US Army Colonel Steve Warren, a spokesman for a US-led coalition backing Iraqi forces, said in a statement: "The clearance of the government centre is a significant accomplishment and is the result of many months of hard work."

He said the coalition had provided more than 630 airstrikes in the area over the past six months as well as training, advice and equipment to the army, counter-terrorism forces and police. The US-led coalition, which includes major European and Arab powers, has been waging an air campaign against Islamic State positions in both Iraq and Syria since a third of Iraqi territory fell to the fighters in mid-2014.

The Iraqi army was humiliated in that advance, abandoning city after city and leaving fleets of American armoured vehicles and other weapons in the militants' hands. One of the main challenges of the conflict since then has been rebuilding Iraq's army into a force capable of capturing and holding territory.

Baghdad has said for months that it would prove its forces' rebuilt capability by rolling back militant advances in Anbar, a mainly Sunni province encompassing the fertile Euphrates River valley from Baghdad's outskirts to the Syrian border.

After encircling the provincial capital for weeks, Iraqi forces launched an assault to retake it last week and made a final push to seize the central administration complex on Sunday. Their progress had been slowed by explosives planted in streets and booby-trapped buildings.
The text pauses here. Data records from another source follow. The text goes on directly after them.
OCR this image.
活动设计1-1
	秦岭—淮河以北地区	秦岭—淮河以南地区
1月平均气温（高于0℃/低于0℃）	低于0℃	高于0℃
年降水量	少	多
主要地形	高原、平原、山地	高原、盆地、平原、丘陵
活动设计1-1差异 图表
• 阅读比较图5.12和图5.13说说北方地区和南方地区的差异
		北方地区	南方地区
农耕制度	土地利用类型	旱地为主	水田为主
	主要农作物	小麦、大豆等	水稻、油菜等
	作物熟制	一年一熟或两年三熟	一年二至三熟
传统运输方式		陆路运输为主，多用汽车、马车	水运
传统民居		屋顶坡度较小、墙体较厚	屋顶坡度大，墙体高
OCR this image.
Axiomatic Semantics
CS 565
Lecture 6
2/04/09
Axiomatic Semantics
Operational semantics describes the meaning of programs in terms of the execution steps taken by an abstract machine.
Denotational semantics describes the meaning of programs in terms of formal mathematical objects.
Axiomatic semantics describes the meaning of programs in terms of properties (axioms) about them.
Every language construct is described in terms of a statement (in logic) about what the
Security officials said the forces still need to clear some pockets of insurgents in the city and its outskirts. Authorities gave no immediate death toll from the battle for the city. They have said most residents were evacuated before the assault.

Finance Minister Hoshiyar Zebari told Reuters the capture of Ramadi was "a done deal" but said the government had to do more to rebuild the city and encourage displaced people to return. "The most important thing is to secure it (Ramadi) because Daesh can bounce back," he said in an interview in Baghdad.

Washington had also expressed reluctance about being seen as fighting alongside the Iranian-backed groups.

Abadi took office in September 2014 after the Islamic State advance, pledging to reconcile Iraq's warring sectarian communities. While he initially swung behind militias to help halt Islamic State's onslaught, he has since tried to implement reforms to reduce the power of sectarian parties, angering many political leaders.

Islamic State swept through northern and western Iraq in June 2014 and declared a "caliphate" to rule over all Muslims from territory in both Iraq and Syria, carrying out mass killings. Since then, the battle against the group in both Syria and Iraq has drawn in most global and regional powers, often with competing allies on the ground in complex multi-sided civil wars.

The Baghdad government says the next target after Ramadi is Mosul. Washington had hoped that a potentially decisive battle for that city would take place in 2015 but it was pushed back after the fighters seized Ramadi in May.

Such a strategy would echo the US military's "surge" campaign of 2006-2007, which relied on recruiting and arming tribal fighters against a precursor of Islamic State. Anbar, including Ramadi, was a major focus of that campaign at the height of the 2003-2011 US war in Iraq.